The metaphor to our COVID-19 zeitgeist is patently obvious, and McKay tries to bring our cultural dysfunction into sharp relief by projecting its crippling impact EVEN in the face of a celestial body threatening global annihilation. The thing is, that isn’t really a far cry from what we have seen, and continue to see, as we have endeavored to stop or mitigate the ongoing impact of a deadly pandemic that has already claimed millions of lives.

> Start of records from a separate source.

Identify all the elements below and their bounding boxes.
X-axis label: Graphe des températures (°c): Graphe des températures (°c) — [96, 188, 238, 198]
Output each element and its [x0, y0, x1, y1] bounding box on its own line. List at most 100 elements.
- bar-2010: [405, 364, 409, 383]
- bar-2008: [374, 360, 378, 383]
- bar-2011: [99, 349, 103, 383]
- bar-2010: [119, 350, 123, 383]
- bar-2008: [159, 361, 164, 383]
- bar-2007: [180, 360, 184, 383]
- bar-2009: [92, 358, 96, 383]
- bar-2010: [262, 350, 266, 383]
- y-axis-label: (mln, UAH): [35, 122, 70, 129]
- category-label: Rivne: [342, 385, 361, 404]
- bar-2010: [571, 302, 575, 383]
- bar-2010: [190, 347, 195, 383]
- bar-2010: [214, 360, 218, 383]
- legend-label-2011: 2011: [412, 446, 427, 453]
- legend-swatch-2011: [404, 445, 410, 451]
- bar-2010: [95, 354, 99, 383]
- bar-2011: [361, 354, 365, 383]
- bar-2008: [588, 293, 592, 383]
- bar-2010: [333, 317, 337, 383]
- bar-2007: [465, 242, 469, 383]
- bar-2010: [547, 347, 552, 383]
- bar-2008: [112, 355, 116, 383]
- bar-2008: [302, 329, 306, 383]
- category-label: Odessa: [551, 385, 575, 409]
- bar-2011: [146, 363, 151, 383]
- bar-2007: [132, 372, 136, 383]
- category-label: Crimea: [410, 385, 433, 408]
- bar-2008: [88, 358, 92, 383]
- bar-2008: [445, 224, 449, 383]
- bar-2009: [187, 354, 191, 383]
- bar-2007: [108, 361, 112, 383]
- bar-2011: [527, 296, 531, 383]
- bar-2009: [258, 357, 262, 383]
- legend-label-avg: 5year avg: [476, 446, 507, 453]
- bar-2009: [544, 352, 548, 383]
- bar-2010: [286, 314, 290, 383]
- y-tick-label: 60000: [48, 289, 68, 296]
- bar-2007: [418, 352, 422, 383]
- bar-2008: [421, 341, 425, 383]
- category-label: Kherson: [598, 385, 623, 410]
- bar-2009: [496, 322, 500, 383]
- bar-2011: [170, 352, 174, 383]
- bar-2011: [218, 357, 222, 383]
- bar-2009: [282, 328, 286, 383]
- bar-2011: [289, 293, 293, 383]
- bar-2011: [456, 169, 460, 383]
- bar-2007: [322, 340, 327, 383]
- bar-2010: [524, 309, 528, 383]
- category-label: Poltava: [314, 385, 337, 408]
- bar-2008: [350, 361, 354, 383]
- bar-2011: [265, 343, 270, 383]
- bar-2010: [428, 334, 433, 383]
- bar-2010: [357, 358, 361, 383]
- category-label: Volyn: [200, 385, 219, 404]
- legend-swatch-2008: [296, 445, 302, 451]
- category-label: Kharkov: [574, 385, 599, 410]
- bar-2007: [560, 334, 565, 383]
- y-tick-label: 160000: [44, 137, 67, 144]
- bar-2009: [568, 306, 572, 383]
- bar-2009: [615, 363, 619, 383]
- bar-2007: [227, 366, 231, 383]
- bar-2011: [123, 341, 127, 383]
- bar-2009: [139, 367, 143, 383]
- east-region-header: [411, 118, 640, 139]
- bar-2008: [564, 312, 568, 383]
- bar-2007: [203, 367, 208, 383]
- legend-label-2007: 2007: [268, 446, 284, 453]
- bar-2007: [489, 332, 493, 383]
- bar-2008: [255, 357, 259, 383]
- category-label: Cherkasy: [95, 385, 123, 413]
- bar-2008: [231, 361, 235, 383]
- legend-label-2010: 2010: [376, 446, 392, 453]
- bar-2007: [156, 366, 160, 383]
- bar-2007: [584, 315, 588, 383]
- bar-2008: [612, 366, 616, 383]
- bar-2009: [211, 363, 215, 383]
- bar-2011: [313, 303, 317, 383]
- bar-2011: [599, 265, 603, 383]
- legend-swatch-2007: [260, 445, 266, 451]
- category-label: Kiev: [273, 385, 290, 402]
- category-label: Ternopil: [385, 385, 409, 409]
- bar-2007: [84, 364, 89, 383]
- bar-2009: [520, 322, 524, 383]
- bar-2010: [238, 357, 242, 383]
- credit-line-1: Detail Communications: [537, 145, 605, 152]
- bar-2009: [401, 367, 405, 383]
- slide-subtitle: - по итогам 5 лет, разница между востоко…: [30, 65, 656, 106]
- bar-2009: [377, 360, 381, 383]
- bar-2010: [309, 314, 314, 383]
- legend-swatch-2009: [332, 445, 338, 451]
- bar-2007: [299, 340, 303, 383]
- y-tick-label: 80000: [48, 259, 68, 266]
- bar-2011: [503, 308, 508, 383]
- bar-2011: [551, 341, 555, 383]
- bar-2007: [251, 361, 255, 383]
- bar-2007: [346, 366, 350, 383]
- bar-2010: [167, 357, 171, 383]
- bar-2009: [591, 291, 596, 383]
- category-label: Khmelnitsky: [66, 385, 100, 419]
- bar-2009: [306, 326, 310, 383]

Still, McKay’s serrated wit is suitably searing. When Michigan State University astronomers Dr. Randall Mindy (Leonardo DiCaprio) and his graduate student, Kate Dibiasky (Jennifer Lawrence), happen upon the comet and its deadly trajectory, they assume the world will hear them and respond with needed dire urgency. Instead, they have to wait two days to see the U.S. president (Meryl Streep, deliciously vamping), who first chooses to decry their discovery until political expediency gives her a reason to change course, sort of. The same goes for the news and social media, who mock the scientists before figuring out ways to monetize the plight, including turning Mindy into its sexy face and Dibiasky into its loony meme.

Entertainers (like a singer played by Ariana Grande) compose self-aggrandizing issue anthems, and political talk shows debate both sides of a decidedly one-sided problem. The biggest influencer, however, is Peter Isherwell (played brilliantly by Mark Rylance), an amalgam who projects the visage of Tim Cook, the self-absorption of Steve Jobs, the mannerisms of Mark Zuckerberg, and the economic amorality of Jeff Bezos. Isherwell is rather ambivalent about the comet until he learns that it is composed of tons of precious minerals. Saving humankind from the comet suddenly takes a backseat to stripmining it.

McKay wants to make the “Dr. Strangelove” of our era, and on that front he fails. The satire remains too grounded to be farcical, and the lessons it imparts feel sadly familiar instead of dramatically jarring. But that does not make them any less true or relevant, and as the most risible responses to the virus outbreak become commonplace and normalized, sometimes it takes sardonic, albeit unnuanced allegory to snap us back to reality.